High schools across the nation received advice about how to comply with recent U.S. Supreme Court rulings from an article co-authored by the incoming dean of the University of Houston-Victoria School of Education & Human Development.
In “The U.S. Supreme Court Speaks on Voluntary School Integration Plans,” published in the spring edition of the National Association of Secondary Schools Principals Bulletin, Lawrence Rossow provides policy guidance based on recent cases involving the use of voluntary school desegregation policies in the Louisville, Ky., and Seattle school districts.
Both districts had programs in place that reassigned students to certain schools to make sure the racial makeup of each campus didn’t subject the district to a federal lawsuit and potential desegregation order.
“You can’t use race at all as a specific factor in determining school assignments for individual children, the court found,” Rossow said.
Rossow’s article details the different aspects of the case and recommends certain programs districts can implement to keep schools from becoming racially segregated like some neighborhoods while still being in compliance with federal law.
One suggestion includes the use of magnet schools, where different high schools attract students from around a district by specializing in subjects like fine arts, math, science or even healthcare. Another suggestion is to use scholarships to allow students to freely transfer to certain schools.

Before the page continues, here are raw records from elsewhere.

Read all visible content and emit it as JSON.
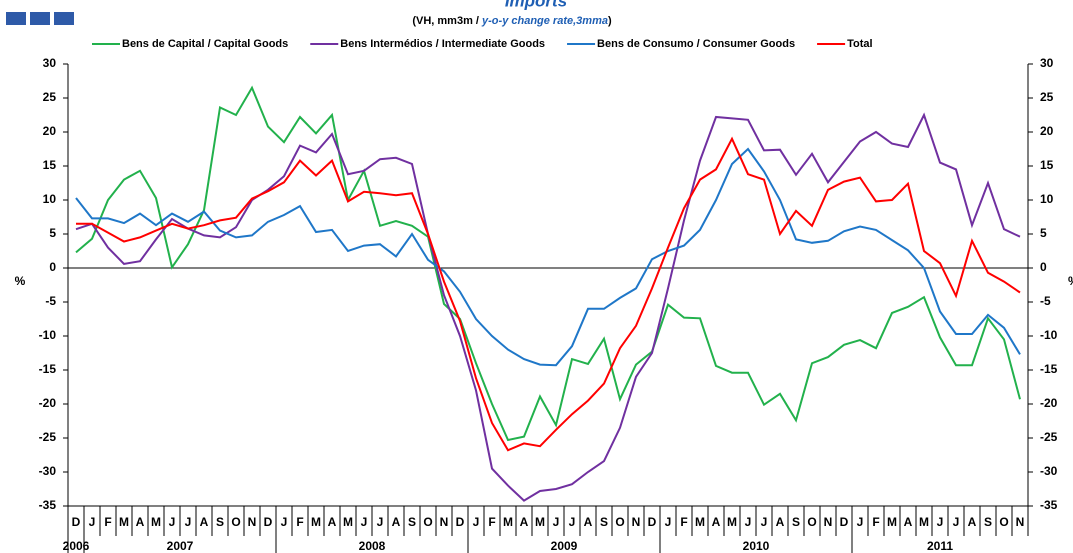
{
  "chart_data": {
    "type": "line",
    "title": "Imports",
    "subtitle": {
      "prefix": "(VH, mm3m / ",
      "emphasis": "y-o-y change rate,3mma",
      "suffix": ")"
    },
    "y_label": "%",
    "y2_label": "%",
    "categories": [
      "D",
      "J",
      "F",
      "M",
      "A",
      "M",
      "J",
      "J",
      "A",
      "S",
      "O",
      "N",
      "D",
      "J",
      "F",
      "M",
      "A",
      "M",
      "J",
      "J",
      "A",
      "S",
      "O",
      "N",
      "D",
      "J",
      "F",
      "M",
      "A",
      "M",
      "J",
      "J",
      "A",
      "S",
      "O",
      "N",
      "D",
      "J",
      "F",
      "M",
      "A",
      "M",
      "J",
      "J",
      "A",
      "S",
      "O",
      "N",
      "D",
      "J",
      "F",
      "M",
      "A",
      "M",
      "J",
      "J",
      "A",
      "S",
      "O",
      "N"
    ],
    "years": [
      "2006",
      "2007",
      "2008",
      "2009",
      "2010",
      "2011"
    ],
    "ylim": [
      -35,
      30
    ],
    "yticks": [
      -35,
      -30,
      -25,
      -20,
      -15,
      -10,
      -5,
      0,
      5,
      10,
      15,
      20,
      25,
      30
    ],
    "y2lim": [
      -35,
      30
    ],
    "y2ticks": [
      -35,
      -30,
      -25,
      -20,
      -15,
      -10,
      -5,
      0,
      5,
      10,
      15,
      20,
      25,
      30
    ],
    "series": [
      {
        "name": "Bens de Capital / Capital Goods",
        "color": "#22b14c",
        "values": [
          2.3,
          4.3,
          10,
          13,
          14.3,
          10.3,
          0.1,
          3.5,
          8.5,
          23.6,
          22.5,
          26.5,
          20.8,
          18.5,
          22.2,
          19.8,
          22.5,
          10,
          14.3,
          6.2,
          6.9,
          6.2,
          4.6,
          -5.3,
          -7.5,
          -14,
          -20,
          -25.3,
          -24.8,
          -18.9,
          -23.1,
          -13.4,
          -14.1,
          -10.4,
          -19.3,
          -14.2,
          -12.3,
          -5.4,
          -7.3,
          -7.4,
          -14.4,
          -15.4,
          -15.4,
          -20.1,
          -18.5,
          -22.4,
          -14,
          -13.1,
          -11.3,
          -10.6,
          -11.8,
          -6.6,
          -5.7,
          -4.3,
          -10.2,
          -14.3,
          -14.3,
          -7.4,
          -10.5,
          -19.3
        ]
      },
      {
        "name": "Bens Intermédios / Intermediate Goods",
        "color": "#7030a0",
        "values": [
          5.7,
          6.5,
          3,
          0.6,
          1,
          4.2,
          7.2,
          5.8,
          4.8,
          4.5,
          6,
          10,
          11.5,
          13.5,
          18,
          17,
          19.7,
          13.8,
          14.3,
          16,
          16.2,
          15.3,
          5,
          -4,
          -10,
          -18,
          -29.5,
          -32,
          -34.2,
          -32.8,
          -32.5,
          -31.8,
          -30,
          -28.4,
          -23.5,
          -16,
          -12.5,
          -3,
          7,
          15.8,
          22.2,
          22,
          21.8,
          17.3,
          17.4,
          13.7,
          16.8,
          12.6,
          15.6,
          18.6,
          20,
          18.3,
          17.8,
          22.5,
          15.5,
          14.5,
          6.3,
          12.5,
          5.7,
          4.6
        ]
      },
      {
        "name": "Bens de Consumo / Consumer Goods",
        "color": "#1f77c8",
        "values": [
          10.3,
          7.3,
          7.3,
          6.6,
          8,
          6.3,
          8,
          6.8,
          8.3,
          5.5,
          4.5,
          4.8,
          6.8,
          7.8,
          9.1,
          5.3,
          5.6,
          2.5,
          3.3,
          3.5,
          1.7,
          5,
          1.2,
          -0.5,
          -3.5,
          -7.5,
          -10,
          -12,
          -13.4,
          -14.2,
          -14.3,
          -11.5,
          -6,
          -6,
          -4.4,
          -3,
          1.3,
          2.5,
          3.3,
          5.6,
          10,
          15.3,
          17.5,
          14.2,
          10,
          4.2,
          3.7,
          4,
          5.4,
          6.1,
          5.6,
          4.1,
          2.6,
          0,
          -6.4,
          -9.7,
          -9.7,
          -6.9,
          -8.8,
          -12.7
        ]
      },
      {
        "name": "Total",
        "color": "#ff0000",
        "values": [
          6.5,
          6.5,
          5.2,
          3.9,
          4.5,
          5.5,
          6.5,
          5.8,
          6.3,
          7,
          7.4,
          10.2,
          11.3,
          12.6,
          15.8,
          13.6,
          15.8,
          9.8,
          11.2,
          11,
          10.7,
          11,
          5,
          -2,
          -7.8,
          -16.2,
          -22.8,
          -26.8,
          -25.8,
          -26.2,
          -23.8,
          -21.5,
          -19.5,
          -17,
          -11.8,
          -8.5,
          -3,
          3,
          8.8,
          13,
          14.5,
          19,
          13.8,
          13,
          5,
          8.4,
          6.2,
          11.5,
          12.7,
          13.3,
          9.8,
          10,
          12.4,
          2.5,
          0.7,
          -4.1,
          4,
          -0.7,
          -2,
          -3.6
        ]
      }
    ]
  }
}
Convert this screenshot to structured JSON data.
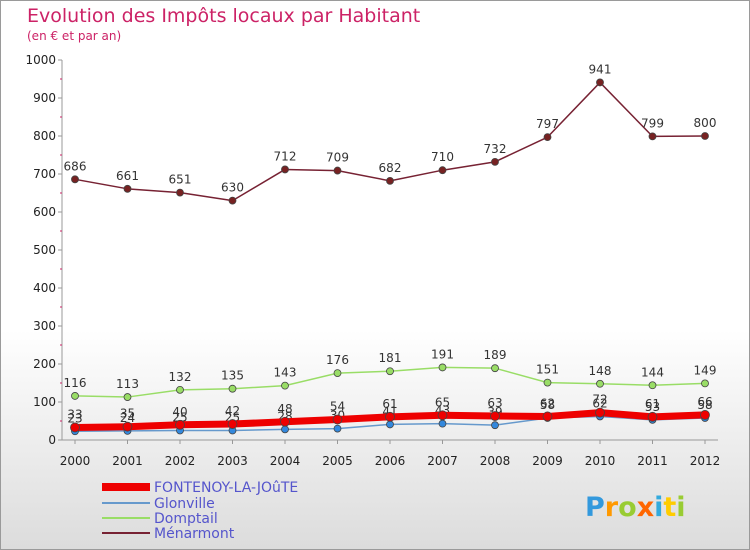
{
  "chart_data": {
    "type": "line",
    "title": "Evolution des Impôts locaux par Habitant",
    "subtitle": "(en € et par an)",
    "xlabel": "",
    "ylabel": "",
    "x": [
      "2000",
      "2001",
      "2002",
      "2003",
      "2004",
      "2005",
      "2006",
      "2007",
      "2008",
      "2009",
      "2010",
      "2011",
      "2012"
    ],
    "ylim": [
      0,
      1000
    ],
    "yticks": [
      "0",
      "100",
      "200",
      "300",
      "400",
      "500",
      "600",
      "700",
      "800",
      "900",
      "1000"
    ],
    "grid": false,
    "legend_position": "bottom-left",
    "series": [
      {
        "name": "FONTENOY-LA-JOûTE",
        "color": "#ee0000",
        "values": [
          33,
          35,
          40,
          42,
          48,
          54,
          61,
          65,
          63,
          62,
          72,
          61,
          66
        ]
      },
      {
        "name": "Glonville",
        "color": "#6699cc",
        "values": [
          23,
          24,
          25,
          25,
          28,
          30,
          41,
          43,
          39,
          58,
          62,
          53,
          58
        ]
      },
      {
        "name": "Domptail",
        "color": "#99dd66",
        "values": [
          116,
          113,
          132,
          135,
          143,
          176,
          181,
          191,
          189,
          151,
          148,
          144,
          149
        ]
      },
      {
        "name": "Ménarmont",
        "color": "#772233",
        "values": [
          686,
          661,
          651,
          630,
          712,
          709,
          682,
          710,
          732,
          797,
          941,
          799,
          800
        ]
      }
    ]
  },
  "brand": {
    "name": "Proxiti",
    "letters": [
      "P",
      "r",
      "o",
      "x",
      "i",
      "t",
      "i"
    ],
    "colors": [
      "#3399dd",
      "#ff9900",
      "#99cc33",
      "#ff6600",
      "#33aadd",
      "#ffcc00",
      "#99cc33"
    ]
  }
}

The Bulletin is the official peer-reviewed publication of the National Association of Secondary Schools Principals. The Virginia-based organization is the national voice for middle and high school principals, assistant principals and aspiring school leaders, according to the organization’s Web site.
The article was co-authored by Kathrine J. Gutierrez, Rossow’s former colleague at the University of Oklahoma.
Rossow will take over as dean of the UHV school on Aug. 3.